One of the major challenges going forward is climate change. I’m stunned at the weather. Philadelphia is starting to look like Atlanta. That has major implications for people’s health. It is something we will have to address.

We’ll have to deal with changing demographics. Our population is aging. That will present a major challenge.

We are also becoming more urban. This is a concern because it is associated with different health problems for people and requires different interventions. For example — and this is where public health officials could work with architects — people become sedentary when they live in these big urban conglomerates. They are in areas that are not walkable or don’t offer other exercise opportunities. This means that they suffer more from many of the chronic illnesses that kill people these days. Heart disease. Stroke. Diabetes. These social behavioral habits — driving instead of walking — are of great concern for public health. Understanding behavior is critical to designing public health interventions.

Sometimes people say, “well, is everything public health?” And I answer, “Sort of.”

How will the workforce have to change?

First of all, we need a much more diverse public health workforce.

We need a far more professional, well-trained public health workforce. There’s been a blossoming of public health bachelor’s degrees.

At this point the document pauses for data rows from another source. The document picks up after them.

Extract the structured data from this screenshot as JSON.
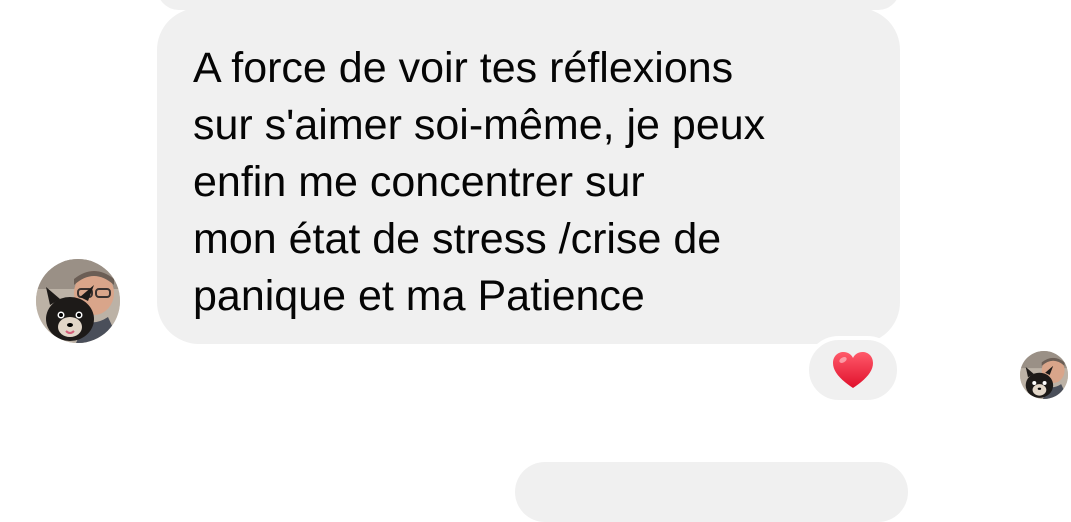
{
  "message": {
    "lines": [
      "A force de voir tes réflexions",
      "sur s'aimer soi-même, je peux",
      "enfin me concentrer sur",
      "mon état de stress /crise de",
      "panique et ma Patience"
    ]
  },
  "reaction": {
    "icon": "heart-icon",
    "color": "#f0233e"
  },
  "colors": {
    "bubble": "#f0f0f0",
    "text": "#050505",
    "background": "#ffffff"
  }
}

That results in a much better-educated workforce for state and local health departments and all the other organizations that deal with public health issues.

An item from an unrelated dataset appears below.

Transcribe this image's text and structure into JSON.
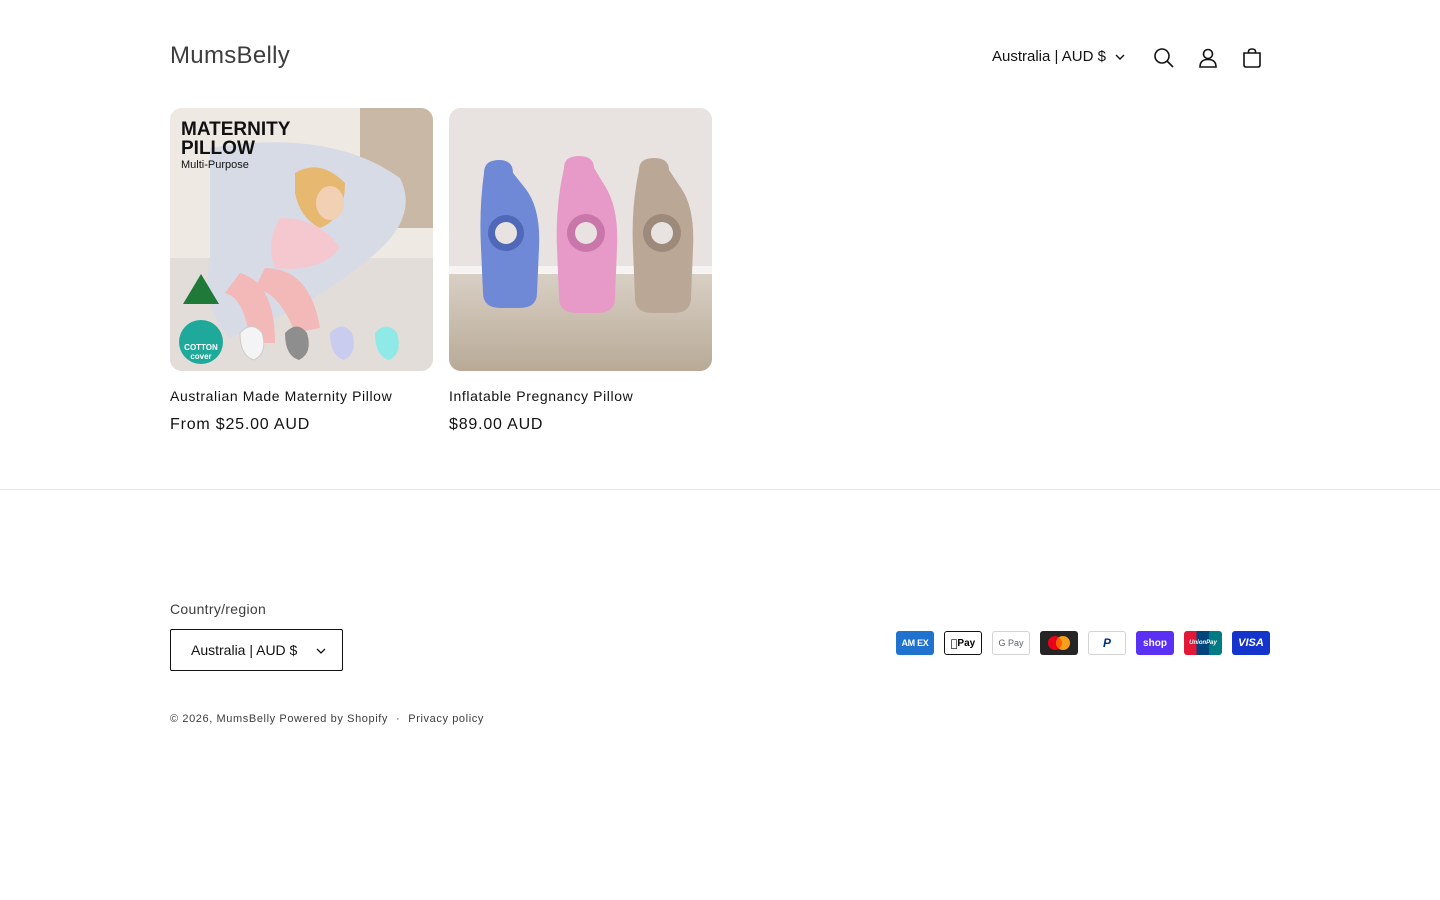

But we need to work in a much more interdisciplinary way to safeguard people’s health. There’s always been a stark divide between public health disciplines and the clinical fields such as medicine, nursing, physical therapy. I think it’s no longer a useful division.

Another part of the future of public health is data, health analytics, and health informatics. This includes things like electronic health records and how we can use data from them to examine trends, detect outbreaks. It can also provide data to help structure the health-care system to be more efficient and effective.

We also recognize that we need a workforce that’s trained in strategic skills — things like systems thinking and policy engagement and problem solving and data analysis. We need our public health interventions to be evidence-based.

Our public health workforce has to be prepared to be leaders and to think about systems.

What about public health funding?

The gross underfunding of our public health infrastructure is one of the reasons that we had so much trouble responding to the pandemic. Funding hasn’t increased since the mid-’80s. Among states, Pennsylvania ranks 41st in funding. So, there are only nine other states that fund their public health system as poorly as we do.

Delaware County doesn’t even have a health department. So they had to go to Chester County for assistance. They also came to the college for assistance with contact tracing, and we helped them. But you shouldn’t have an entire county that doesn’t have a health department.

[Editors’ note: Delaware County is now forming its own health department and expects it will open by January.]

If you look at the way information was being put out by different states, you could see the difference. New York poured enormous amounts of funding into discovering where the hot spots were and gathering other data. Their website was easy to understand and it was easy to search. But with other states’ sites, if you didn’t really stick to it and you weren’t really good at looking at data, it was hard to find information.

The current administration is putting more money into public health, but we need still more.

What else do you see when you look at the future?

We need to see public health not as just a local affair, but as a national affair. If we had approached COVID-19 as the national emergency it was, with all of us doing things together to mitigate the epidemic, we would not have suffered as much as we have, as a nation.

In World War II, they rationed things, they had drives to collect metal. They didn’t do it state-by-state. It was a national effort.

If we had responded to COVID-19 in a unified way, hundreds of thousands of lives would have been saved and we would have been able to open up and get our economy on track much sooner.

Overall, we need to rethink our responses to health-care emergencies. It is not just individual health. It is population health.